A veces resulta difícil, sí, pero hay muchas cosas que podemos motorizar o ponerle freno si agarramos el toro por los cuernos. Es decir; cuando se trata de nuestras vidas el otro no tiene por qué interferir de tal manera que nos haga sentir incómodos. No le den ese permiso a nadie.
Y sin saber por qué o cuál situación uno está pasando ¡hasta se burlan! Pero señores, ¿a dónde es que fue a parar la comprensión y la solidaridad con el otro? Dejen de mirarse el ombligo y piense un poco en los demás.
Recuerdo a una chica en el trabajo que había estado llevando caldo de verduras para almorzar.
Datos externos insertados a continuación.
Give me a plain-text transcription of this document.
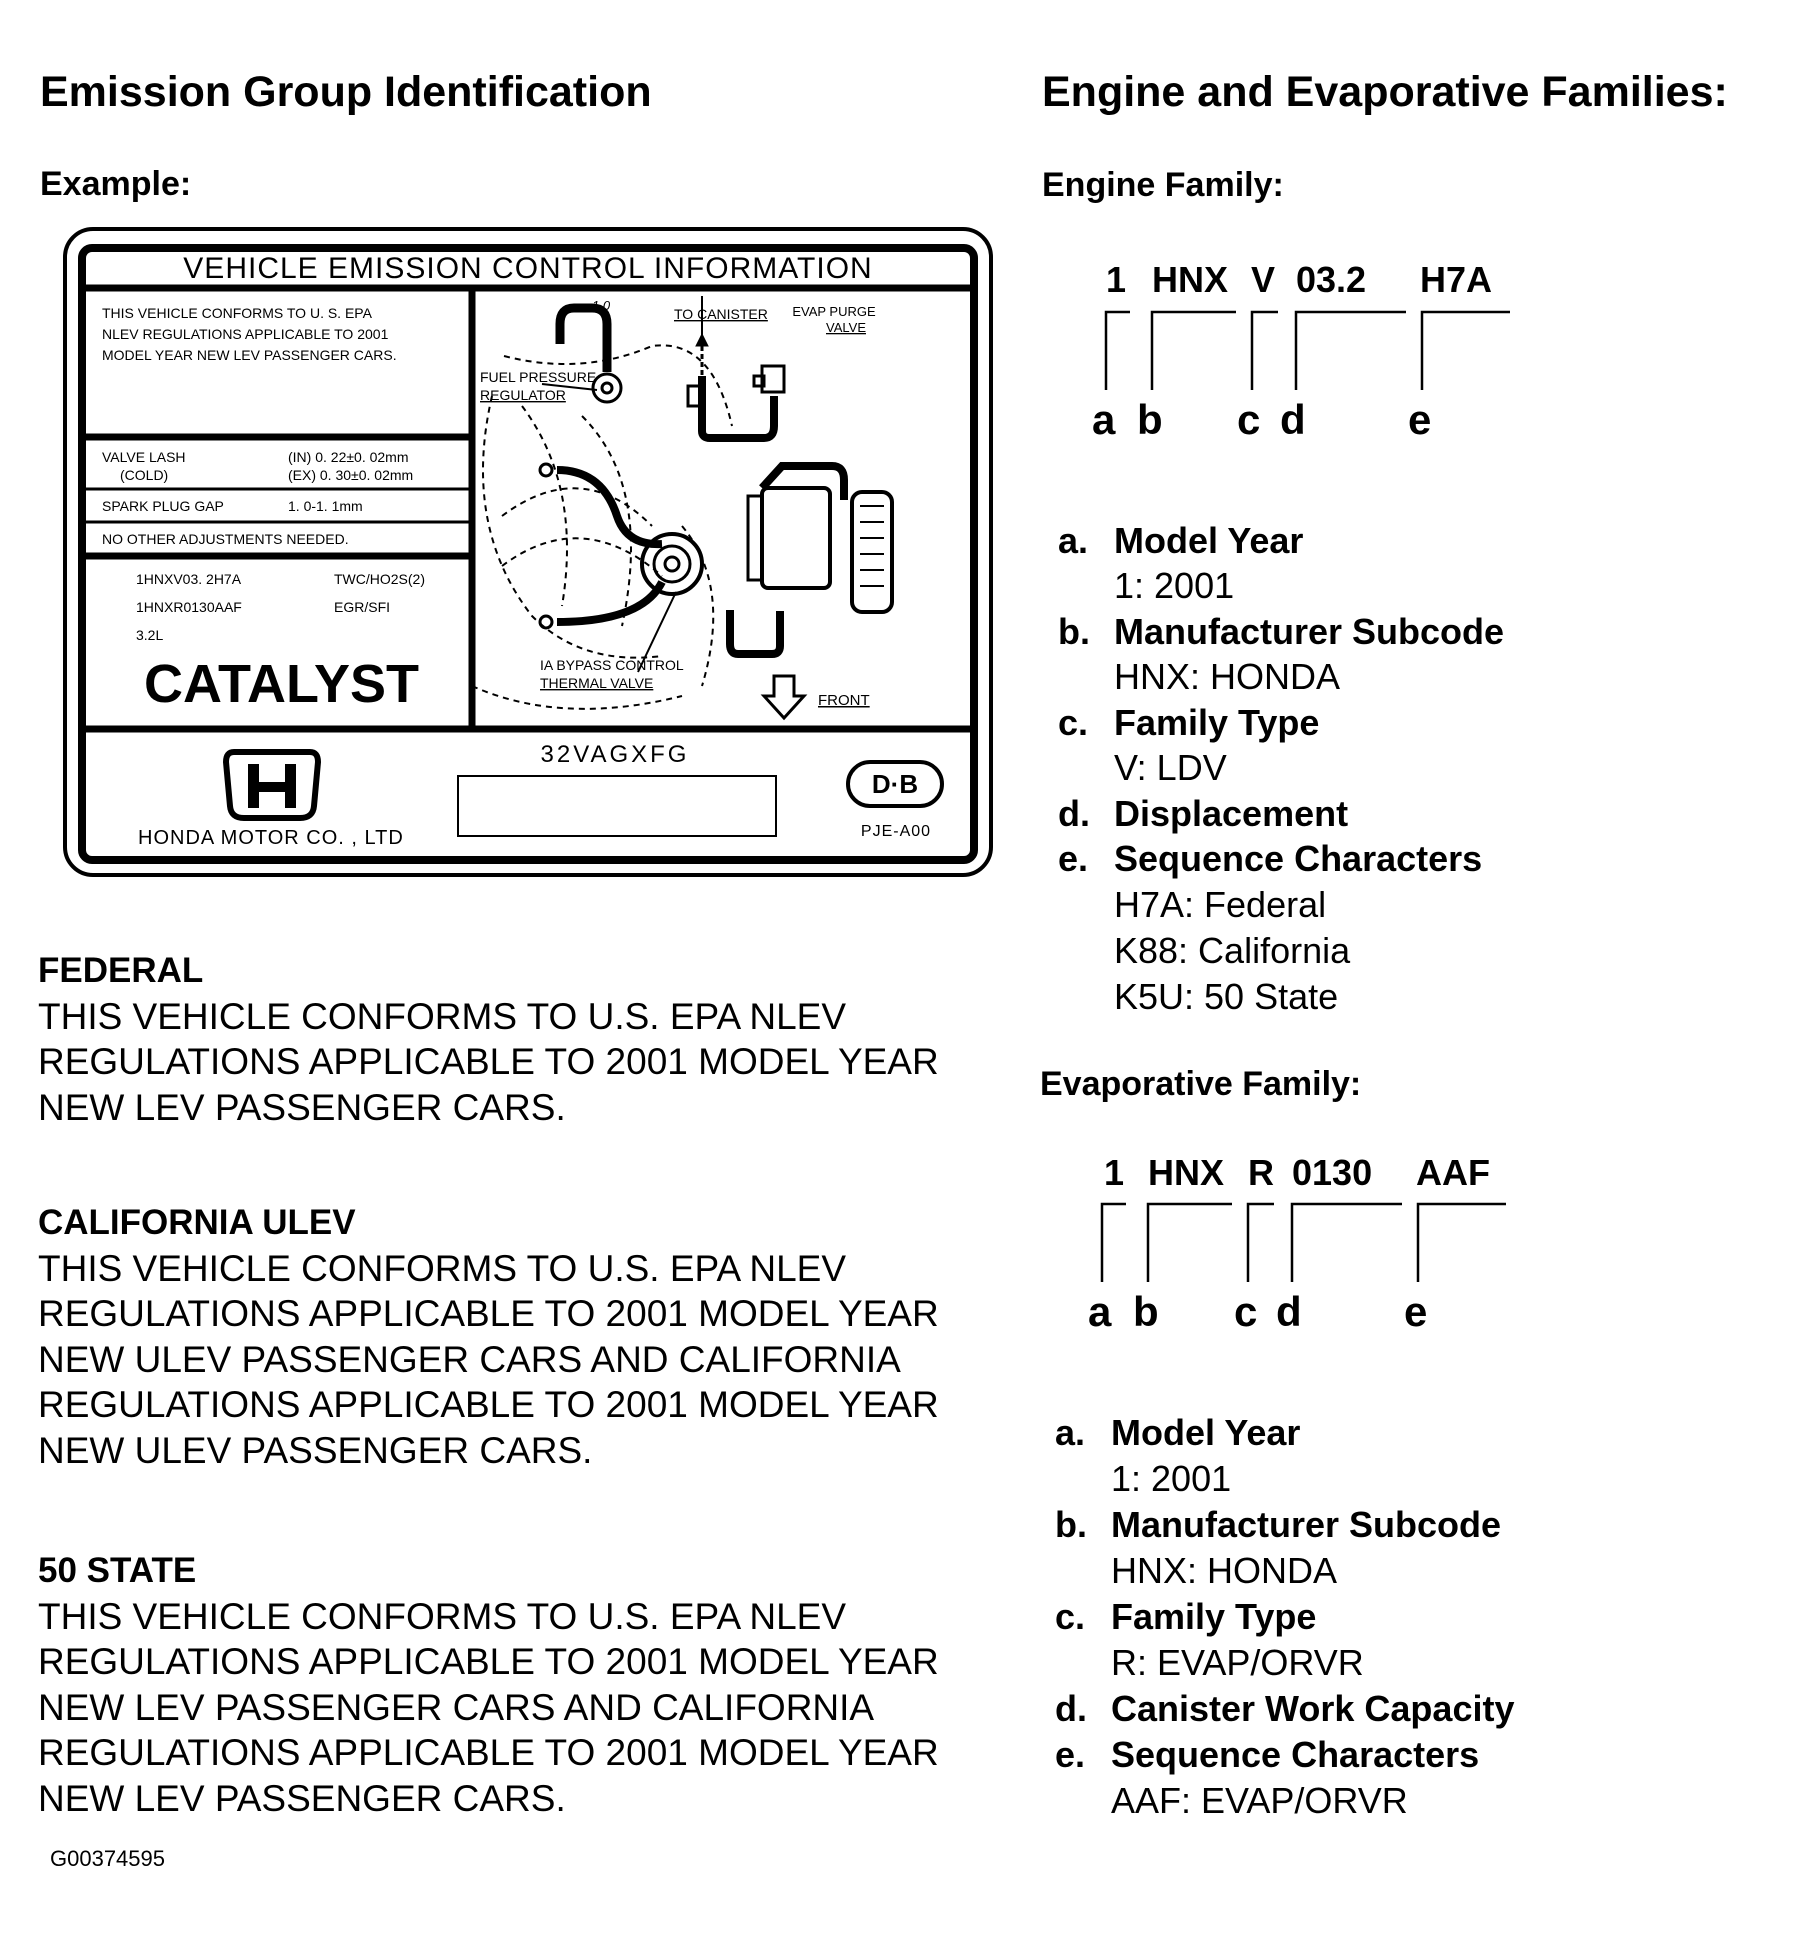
Emission Group Identification
Example:
VEHICLE EMISSION CONTROL INFORMATION
THIS VEHICLE CONFORMS TO U. S. EPA
NLEV REGULATIONS APPLICABLE TO 2001
MODEL YEAR NEW LEV PASSENGER CARS.
VALVE LASH
(COLD)
(IN) 0. 22±0. 02mm
(EX) 0. 30±0. 02mm
SPARK PLUG GAP	1. 0-1. 1mm
NO OTHER ADJUSTMENTS NEEDED.
1HNXV03. 2H7A
1HNXR0130AAF
3.2L
TWC/HO2S(2)
EGR/SFI
CATALYST
1.0
TO CANISTER EVAP PURGE
VALVE
FUEL PRESSURE
REGULATOR
IA BYPASS CONTROL
THERMAL VALVE
FRONT
HONDA MOTOR CO. , LTD
32VAGXFG
D·B
PJE-A00
FEDERAL
THIS VEHICLE CONFORMS TO U.S. EPA NLEV
REGULATIONS APPLICABLE TO 2001 MODEL YEAR
NEW LEV PASSENGER CARS.
CALIFORNIA ULEV
THIS VEHICLE CONFORMS TO U.S. EPA NLEV
REGULATIONS APPLICABLE TO 2001 MODEL YEAR
NEW ULEV PASSENGER CARS AND CALIFORNIA
REGULATIONS APPLICABLE TO 2001 MODEL YEAR
NEW ULEV PASSENGER CARS.
50 STATE
THIS VEHICLE CONFORMS TO U.S. EPA NLEV
REGULATIONS APPLICABLE TO 2001 MODEL YEAR
NEW LEV PASSENGER CARS AND CALIFORNIA
REGULATIONS APPLICABLE TO 2001 MODEL YEAR
NEW LEV PASSENGER CARS.
G00374595
Engine and Evaporative Families:
Engine Family:
1 HNX V 03.2 H7A
a b c d e
a. Model Year
1: 2001
b. Manufacturer Subcode
HNX: HONDA
c. Family Type
V: LDV
d. Displacement
e. Sequence Characters
H7A: Federal
K88: California
K5U: 50 State
Evaporative Family:
1 HNX R 0130 AAF
a b c d e
a. Model Year
1: 2001
b. Manufacturer Subcode
HNX: HONDA
c. Family Type
R: EVAP/ORVR
d. Canister Work Capacity
e. Sequence Characters
AAF: EVAP/ORVR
Día tras día, al destapar su recipiente no había sorpresa: era el mismo caldo de verduras.
Un par de colegas no tardó en notarlo y, abusando de la disque confianza de amistad, hacían comentarios que terminaron por hacerla sentir mal. Ella estaba en una dieta especial por un problema de salud del que simplemente no quería hablar. ¿Y qué pasó? Que la última vez que comió en esa mesa, dejó que hablaran de su comida, que dijeran que estaba demasiado flaca, que tenía que comer más, etc, etc.

La chica se paró de su silla, les entregó una servilleta a ambas y les dijo:

  ─Buen provecho.

Hay otra mesa donde ella y su caldo de verduras no reciben críticas. Párate, y vete tú también.